After a lengthy discussion, the Ridgecrest City Council decided Wednesday to continue discussions of two proposed landscaping and lighting districts to a later meeting. A third lighting district item was pulled from the agenda prior to the meeting and it too will presumably be back at a future meeting also.

The topic was delayed in order to allow city staff time to work on solutions to what everyone agreed were problems with the current process for district formation. There was near-universal agreement that the current system for forming landscaping and lighting districts needs some work.

The idea was that city staff will come back with a plan to suggest council waive the requirement for forming the districts prior to property recordation in order to expedite development of local projects.

“The system's broke. That [municipal] code that you've got, that thing's broke. it doesn't work," said local business owner Rusty Warren. "You are trying to force feed it onto a handful of people and it's not going very well. It does need fixing.

It was a statement many people said they agreed with.

An old requirement, newly enforced

A landscaping and lighting district basically assesses a tax on property owners which is then used to provide landscaping and lighting for that area. According to City Engineer Loren Culp, the Ridgecrest City Council in 1987 adopted an ordinance that requires land divisions to be annexed and to form maintenance districts to cover the costs of lighting and landscaping; this must be done prior to recordation. Culp noted that council has the discretion to waive this requirement on an individual basis.

City staff reports that although this ordinance has been on the books for over 30 years, it has only been enforced recently. Other large areas of town — the Deeter tract for example — predate the ordinance. This causes the city to foot the bill for electric and landscaping according to Mayor Peggy Breeden. Culp said the city spends about a quarter million dollars a year on street lighting annually.

Districts require a vote to pass. According to Culp, if the district formation and annexation are unsuccessful costs would be the city's responsibility although maintenance costs would likely be less.

If the districts pass, assessments will be submitted to Kern County this August for fiscal year 2018-2019. It would be put on the tax rolls and the first revenues received in January 2019.

Problems and suggestions

Property owners hoping to develop spoke up with concerns.

“I am all for the city not footing the bill on everything,” Warren said. “But we've got to fix the system before we start handing it over to everybody.”

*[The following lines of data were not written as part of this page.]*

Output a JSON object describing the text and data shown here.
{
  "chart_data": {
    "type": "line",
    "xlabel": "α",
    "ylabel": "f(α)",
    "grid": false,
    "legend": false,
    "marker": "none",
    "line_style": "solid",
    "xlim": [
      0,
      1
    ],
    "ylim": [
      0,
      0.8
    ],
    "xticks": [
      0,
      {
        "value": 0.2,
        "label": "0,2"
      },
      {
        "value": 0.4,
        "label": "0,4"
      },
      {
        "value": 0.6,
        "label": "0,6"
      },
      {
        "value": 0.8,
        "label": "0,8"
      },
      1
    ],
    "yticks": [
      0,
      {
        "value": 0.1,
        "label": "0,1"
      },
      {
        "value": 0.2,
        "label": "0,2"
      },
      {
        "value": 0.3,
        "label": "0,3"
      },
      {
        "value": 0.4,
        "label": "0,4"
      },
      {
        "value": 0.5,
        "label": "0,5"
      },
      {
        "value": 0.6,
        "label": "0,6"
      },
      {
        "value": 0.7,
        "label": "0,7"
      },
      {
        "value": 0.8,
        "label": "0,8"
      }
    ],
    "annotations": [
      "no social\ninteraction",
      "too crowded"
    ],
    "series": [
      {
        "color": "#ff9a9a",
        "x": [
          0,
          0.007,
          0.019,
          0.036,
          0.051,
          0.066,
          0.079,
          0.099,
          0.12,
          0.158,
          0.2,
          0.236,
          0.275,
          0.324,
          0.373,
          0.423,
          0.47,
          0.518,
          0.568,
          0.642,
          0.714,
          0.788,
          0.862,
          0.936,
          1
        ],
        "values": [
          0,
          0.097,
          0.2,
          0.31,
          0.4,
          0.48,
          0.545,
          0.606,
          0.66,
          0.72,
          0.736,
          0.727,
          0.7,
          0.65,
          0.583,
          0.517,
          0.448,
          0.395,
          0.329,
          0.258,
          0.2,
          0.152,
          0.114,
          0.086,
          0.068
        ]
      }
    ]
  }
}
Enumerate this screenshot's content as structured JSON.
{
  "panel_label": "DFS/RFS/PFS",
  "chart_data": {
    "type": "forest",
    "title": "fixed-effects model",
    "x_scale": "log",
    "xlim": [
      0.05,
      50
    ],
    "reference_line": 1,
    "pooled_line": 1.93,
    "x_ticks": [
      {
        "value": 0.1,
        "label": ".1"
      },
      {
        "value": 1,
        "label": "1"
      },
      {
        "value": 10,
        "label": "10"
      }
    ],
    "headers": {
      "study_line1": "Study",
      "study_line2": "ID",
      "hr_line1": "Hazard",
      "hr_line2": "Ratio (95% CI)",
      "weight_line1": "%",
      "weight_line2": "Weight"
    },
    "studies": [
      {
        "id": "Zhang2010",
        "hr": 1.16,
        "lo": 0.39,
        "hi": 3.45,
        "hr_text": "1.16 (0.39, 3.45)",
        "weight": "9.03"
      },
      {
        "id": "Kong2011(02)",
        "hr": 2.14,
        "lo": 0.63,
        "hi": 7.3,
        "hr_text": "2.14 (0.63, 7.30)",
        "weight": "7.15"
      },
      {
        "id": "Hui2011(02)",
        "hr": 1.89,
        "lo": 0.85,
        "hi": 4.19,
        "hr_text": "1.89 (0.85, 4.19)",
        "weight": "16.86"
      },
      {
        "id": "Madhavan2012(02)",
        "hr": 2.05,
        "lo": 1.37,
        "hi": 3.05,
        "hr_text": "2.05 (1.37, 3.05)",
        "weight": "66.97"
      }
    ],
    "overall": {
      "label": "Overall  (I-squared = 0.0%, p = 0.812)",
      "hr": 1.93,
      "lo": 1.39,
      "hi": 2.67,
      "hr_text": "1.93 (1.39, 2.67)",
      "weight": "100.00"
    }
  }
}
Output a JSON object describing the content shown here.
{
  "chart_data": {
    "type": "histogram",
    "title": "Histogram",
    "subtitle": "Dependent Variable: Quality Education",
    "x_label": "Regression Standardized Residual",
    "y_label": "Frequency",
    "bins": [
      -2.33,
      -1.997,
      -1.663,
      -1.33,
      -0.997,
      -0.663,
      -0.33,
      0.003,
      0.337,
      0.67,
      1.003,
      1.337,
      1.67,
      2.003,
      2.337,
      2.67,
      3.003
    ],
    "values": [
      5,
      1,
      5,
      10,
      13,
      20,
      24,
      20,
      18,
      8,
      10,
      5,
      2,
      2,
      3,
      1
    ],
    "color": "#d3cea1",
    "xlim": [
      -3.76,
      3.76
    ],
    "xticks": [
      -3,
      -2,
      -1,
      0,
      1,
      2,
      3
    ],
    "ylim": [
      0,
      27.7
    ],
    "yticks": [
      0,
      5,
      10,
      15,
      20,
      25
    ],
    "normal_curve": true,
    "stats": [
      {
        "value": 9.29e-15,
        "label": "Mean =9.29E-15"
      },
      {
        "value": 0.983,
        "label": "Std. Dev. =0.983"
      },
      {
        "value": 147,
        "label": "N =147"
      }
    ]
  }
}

Tammy Rowland from IWV Construction noted that the development is ready to move quickly and does not want the lighting and landscaping district to be a holdup. As many pointed out, this is obviously even more important given the influx of new workers expected for the base this summer who will require housing.

“We cannot move forward with recording a tract map until lighting and landscaping district is completed,” she said. “Once that tract map is recorded, we now have 40 lots that are ready to build on. The holdup of this is we can't move forward.” Note: this item was pulled, but Rowland spoke as a member of the public anyway.

Mayor Peggy Breeden and Public Works Manager Bard Lower both suggested the idea of making the entire city a lighting and landscaping district. Lower said the other roughly four districts could likely be incorporated into the overall new one.

Many people seemed to think this was a good idea.

“If we had a large district for the entire city it would certainly cut the overhead,” Lower said.

Councilwoman Lindsey Stephens suggested taking a look at the process by which streetlights are installed and then signed over to Southern California Edison. She said that the city buying back the lights might be a significant cost-saver.

Councilman Wallace Martin agreed.

Stan Rajtora spoke up in support of the idea of further investigation into this plan.

“It's not just a buy-back issue,” Rajtora said. “It's transitioning from one strain of thought to another strain of thought trying to save the public some money. We are setting a precedent when we start doing this. I would like to see if we set a precedent that we start doing it with some affordable solution.”

The majority of the discussion took place on an item regarding a lighting and landscaping district for property located to the east of North Inyo street, adjoining West Drummond and to the west of Downs Street. Willdan Financial Services is advising the city on forming the districts.

In the end, council voted unanimously to bring all three lighting and landscaping districts back for further discussion at an upcoming meeting. The vote was unanimous. Vice Mayor Michael Mower was absent.